Judging by my experience with the film, Paramount knew what they were doing by not putting it out in wider theatrical circulation. It wouldn't have been worth their bother. You remember DreamWorks's 2008 conspiracy flick "Eagle Eye" with Shia La LaBeouf? You've got the same thing here, but on a smaller scale and with a less-prominent star. Worse, "Echelon" doesn't really compare favorably even with that fairly average action yarn. Indeed, it is puzzling why Paramount released "Echelon Conspiracy" to theaters at all, unless they realized they had their big-money earners "Star Trek" and "Transformers" coming out later in the year and figured they were financially comfortable enough to take a chance. Who knows.
Certainly, the film doesn't lack for star power. For an essentially straight-to-video product, it's got several big-name actors in it, like Ed Burns, Ving Rhames, Jonathan Pryce, and Martin Sheen, with a star, Shane West, who's been in the popular "ER" television series the past few years. The problem is that none of them shine like stars.
The opening sequence sets the mindless tone of the picture by showing us a woman instructed by cell phone to find a location on the tracks of a subway tunnel, where a train runs her over. Yeah, well, what would you expect to happen, trapped inside a working subway tunnel? Was she an idiot, or did the filmmakers think we were?

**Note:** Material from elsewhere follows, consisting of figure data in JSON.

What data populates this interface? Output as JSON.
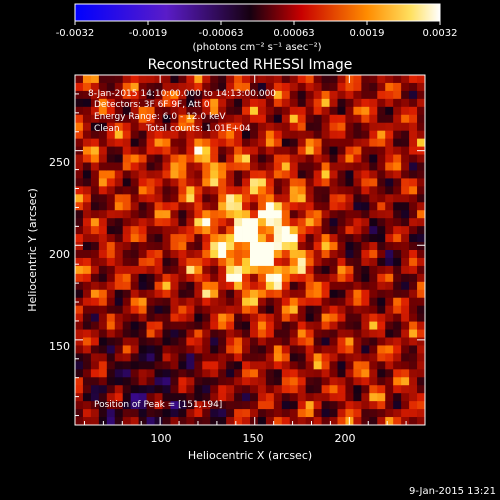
{
  "colorbar": {
    "ticks": [
      "-0.0032",
      "-0.0019",
      "-0.00063",
      "0.00063",
      "0.0019",
      "0.0032"
    ],
    "units_label": "(photons cm⁻² s⁻¹ asec⁻²)",
    "range": [
      -0.0032,
      0.0032
    ]
  },
  "chart_data": {
    "type": "heatmap",
    "title": "Reconstructed RHESSI Image",
    "xlabel": "Heliocentric X (arcsec)",
    "ylabel": "Heliocentric Y (arcsec)",
    "xlim": [
      55,
      240
    ],
    "ylim": [
      105,
      290
    ],
    "x_ticks": [
      100,
      150,
      200
    ],
    "y_ticks": [
      150,
      200,
      250
    ],
    "colormap": "red-temperature (blue negative to white positive)",
    "annotations": [
      "8-Jan-2015 14:10:00.000 to 14:13:00.000",
      "Detectors: 3F 6F 9F, Att 0",
      "Energy Range: 6.0 - 12.0 keV",
      "Clean",
      "Total counts: 1.01E+04"
    ],
    "peak_label": "Position of Peak = [151,194]",
    "peak": [
      151,
      194
    ]
  },
  "footer": {
    "timestamp": "9-Jan-2015 13:21"
  }
}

The main character is a young fellow, Max Peterson (Shane West), a computer engineer who installs security systems for big corporations. He becomes the innocent man caught up in a web of schemes not of his making. One day while working on a system in Bangkok, he receives a snazzy new cell phone in the mail from an anonymous sender. Then he starts getting untraceable messages on the phone, messages that help save his life and subsequently enable him to win huge fortunes at slot machines and blackjack tables. Max is a very happy man, his greed blinding him to the fact that you don't just get something for nothing.
Next, the phone directs him to go to Prague, Czech Republic, where "riches await." He goes, and there he meets Yuri Malinin (Sergey Gubanov), a Russian telecommunications specialist, computer hacker, and cab driver. Yuri will come in handy as the story proceeds. Poor Max, though. Although he's supposed to be a tech geek, he doesn't recognize that spy cameras are watching his every move everywhere he goes. Somebody or something is manipulating him, but he doesn't question any of it, blithely following his cell-phone directions. More to the point, he starts winning big at a hotel-casino, and he attracts the attention of the casino's security chief, John Reed (Ed Burns), who is a former FBI agent, as well as the casino's ultrarich owner, Antonin Mueller (Jonathan Pryce), both of whom begin getting suspicious.

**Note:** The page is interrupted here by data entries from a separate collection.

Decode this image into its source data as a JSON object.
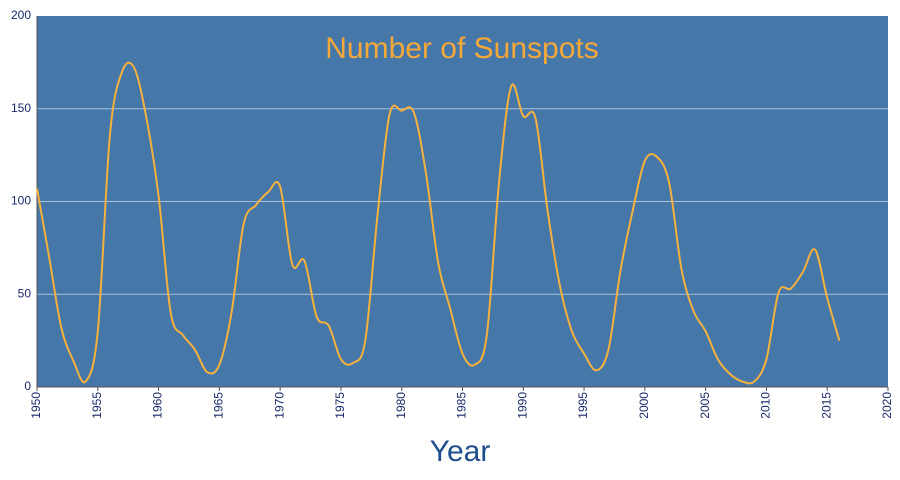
{
  "chart_data": {
    "type": "line",
    "title": "Number of Sunspots",
    "x_label": "Year",
    "x": [
      1950,
      1951,
      1952,
      1953,
      1954,
      1955,
      1956,
      1957,
      1958,
      1959,
      1960,
      1961,
      1962,
      1963,
      1964,
      1965,
      1966,
      1967,
      1968,
      1969,
      1970,
      1971,
      1972,
      1973,
      1974,
      1975,
      1976,
      1977,
      1978,
      1979,
      1980,
      1981,
      1982,
      1983,
      1984,
      1985,
      1986,
      1987,
      1988,
      1989,
      1990,
      1991,
      1992,
      1993,
      1994,
      1995,
      1996,
      1997,
      1998,
      1999,
      2000,
      2001,
      2002,
      2003,
      2004,
      2005,
      2006,
      2007,
      2008,
      2009,
      2010,
      2011,
      2012,
      2013,
      2014,
      2015,
      2016
    ],
    "series": [
      {
        "name": "Sunspots",
        "color": "#f5b13d",
        "values": [
          107,
          70,
          32,
          14,
          3,
          30,
          136,
          170,
          172,
          145,
          103,
          40,
          28,
          20,
          8,
          12,
          40,
          88,
          98,
          105,
          108,
          66,
          68,
          38,
          33,
          15,
          13,
          25,
          92,
          147,
          149,
          148,
          115,
          67,
          42,
          18,
          12,
          28,
          110,
          162,
          146,
          145,
          95,
          55,
          30,
          18,
          9,
          20,
          63,
          95,
          122,
          124,
          110,
          64,
          41,
          30,
          15,
          7,
          3,
          3,
          15,
          51,
          53,
          62,
          74,
          48,
          25
        ]
      }
    ],
    "xlim": [
      1950,
      2020
    ],
    "xticks": [
      1950,
      1955,
      1960,
      1965,
      1970,
      1975,
      1980,
      1985,
      1990,
      1995,
      2000,
      2005,
      2010,
      2015,
      2020
    ],
    "ylim": [
      0,
      200
    ],
    "yticks": [
      0,
      50,
      100,
      150,
      200
    ],
    "grid": true,
    "background": "#4577a8",
    "title_color": "#f5a83a",
    "label_color": "#1f4e8c"
  }
}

Into the bargain, Max starts getting bumped around, like knocked out cold, only to awaken glowing and refreshened and staring into the eyes of a beautiful, sexy, young woman, Kamila Martin (Tamara Feldman). There's always a beautiful, sexy, young woman in these things. I think it's written into the official motion-picture thriller rule book. Needless to say, she turns out to be more than she appears.
One might believe all of this, gladly go along with it, if the movie had the tongue-in-cheek aura of a typical action adventure; but, instead, it tries to pass itself off as a serious espionage mystery and fails. The movie isn't so much outright bad as it is simply flat and routine.